1. This is an appeal from the dismissal of a petition in Insolvency, made on behalf of some Cuddappah creditors of the 1st insolvent, who claimed that as far as the assets of the Cuddappah business were concerned, they were entitled to priority, over the Madras creditors, who, they alleged, were creditors of the two insolvents in partnership in Madras. The learned Judge has found as a fact that in respect of the Madras business, the Madras creditors did not know that the second insolvent was a partner but treated him only as an agent of the firm and that therefore they are entitled to prove, in competition with the Cuddappah creditors, against what may be called the Cuddappah assets. Assuming that the finding was open to him and that it was a correct finding of fact, then on the authority of the old English cases, In Ex parte Hodgkinson (1815) 19 Ves. 296 and In Ex parte Norfolk 19 Ves. 454, they are entitled to elect as to which assets, they will go against, the general assets of the two partners or the separate assets of the one against whom they elect; and it is clear law that they could elect, until the very end of the proceedings and that, only when they have actually received a dividend, there is an election; and I think I am right in saying that even after they have received their dividend, they could still pay it back and prove against the other assets.

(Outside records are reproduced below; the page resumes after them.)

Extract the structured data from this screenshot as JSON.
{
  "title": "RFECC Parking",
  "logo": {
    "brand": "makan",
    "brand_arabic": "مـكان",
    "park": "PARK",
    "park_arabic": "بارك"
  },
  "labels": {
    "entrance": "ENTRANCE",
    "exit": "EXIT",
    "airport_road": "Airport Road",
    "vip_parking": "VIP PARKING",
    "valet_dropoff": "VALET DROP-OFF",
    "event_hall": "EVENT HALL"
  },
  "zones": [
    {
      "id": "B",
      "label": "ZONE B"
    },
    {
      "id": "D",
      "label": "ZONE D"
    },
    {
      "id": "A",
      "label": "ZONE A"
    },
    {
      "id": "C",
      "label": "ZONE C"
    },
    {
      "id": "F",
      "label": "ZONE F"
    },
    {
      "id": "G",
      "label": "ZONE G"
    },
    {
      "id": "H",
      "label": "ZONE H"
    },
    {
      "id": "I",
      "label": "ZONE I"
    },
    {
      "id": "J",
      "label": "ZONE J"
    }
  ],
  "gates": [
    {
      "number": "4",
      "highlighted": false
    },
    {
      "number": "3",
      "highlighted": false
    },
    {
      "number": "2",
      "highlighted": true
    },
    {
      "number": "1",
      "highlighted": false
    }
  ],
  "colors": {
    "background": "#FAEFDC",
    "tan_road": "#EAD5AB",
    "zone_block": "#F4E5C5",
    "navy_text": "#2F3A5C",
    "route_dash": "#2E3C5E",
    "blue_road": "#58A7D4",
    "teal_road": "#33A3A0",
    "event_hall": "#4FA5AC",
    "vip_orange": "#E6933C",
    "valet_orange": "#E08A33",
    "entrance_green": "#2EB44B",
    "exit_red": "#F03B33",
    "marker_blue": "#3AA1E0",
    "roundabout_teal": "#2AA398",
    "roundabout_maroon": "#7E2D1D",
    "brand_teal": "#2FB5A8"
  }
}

2. The main evidence given in this case was that of the second insolvent; there was also the evidence of the 1st insolvent given on a different occasion. There was a partnership deed, a power of attorney and the promissory notes or hundis, in respect of which the Madras creditors mainly were proving, The second insolvent swore that, although there was a partnership deed between him and the 1st insolvent, he was never in fact a partner, that that deed had never been acted upon, and that he never mentioned it to anybody and never used it, and that story is very much corroborated by the fact that the power of attorney is given to him not as a partner but as though he was somebody not a partner of the firm, and was used by him as appears from an examination of the document itself, in this Court on many occasions, as an agent of the firm and not as a partner in it. Further the documents given to the Madras creditors were signed by him not as a partner but as an agent of the firm, I think the learned Judge was entitled to come to the conclusion he came to. I think further that, he would have been, if he thought it to be the fact, entitled to the conclusion on this evidence that the second insolvent, although he entered into this agreement, was not in fact a partner at all. I think further on the document that it is fairly clear, and that in my view of the facts that, whether he was a partner or not, his interest in the Cuddappah business and his interest in the Madras business were exactly the same, and there was no separate Cuddappah or Madras business at all, but that it was one firm, and that if that is the correct view of the case, it does not matter for the present purpose, whether the second insolvent was a partner in the firm or not. I think there is ample evidence to support the learned Judge's view, namely, that, however that may be, the Madras creditors did not know that ha was a partner in Madras.
3. It is suggested that, if that was the view taken by the Judge, the Cuddappah creditors ought to have had some further opportunity of adducing evidence to contradict it. In my judgment, there was no such evidence, which in the face of this document could have been adduced with the remotest chance of being believed. On the view I take of the facts, such evidence would be irrelevant.
4. In my judgment, this judgment was right and the appeal must be dismissed with costs, on the Original Side scale. There will be a separate set of costs for the Official Assignee.
5. If the finding of the learned Judge is correct that the Madras creditors, at the time of dealing with the Madras branch ware under the impression that they were dealing only with the first insolvent through his agent, the second insolvent, then they are entitled to say that the debts due to them were, so far as their knowledge was concerned, separate debts within the meaning of the expression in Sub-clause (4) of Section 49 of the Presidency Towns Insolvency Act III of 1909. The only effect of their discovery at the time of filing the insolvency petition that there was a partnership would be merely to give them a right to an election. This is the English law according to the authorities cited in my Lord's judgment just delivered, and Section 19 ought to be interpreted in accordance with the English law. On the evidence I agree with my Lord's judgment and I think that the learned Judge's finding is justified, that the Madras creditors did not know of the partnership of the second insolvent at the time of their dealings with the Madras branch.
6. As to the other points that were argued in the case, I feel soma hesitation in saying that the whole of the Cuddappah business of the first insolvent was the same in interest as the Madras business. Whatever amounts and jewels were sent from Cuddappah to Madras, to that extent the Cudappah dealings were no doubt identical with the Madras business; but it may be that there is much more of the Cuddappah business, the object of which cannot be said to be the furtherance of the Madras business. I also feel some hesitation in saying that the interest of the second insolvent is the same in Madras, as well as in Cuddappah. But, however, this may be, on the finding of the learned Judge that Madras creditors bad no knowledge of the second insolvent's partnership, the appeal must be dismissed with costs.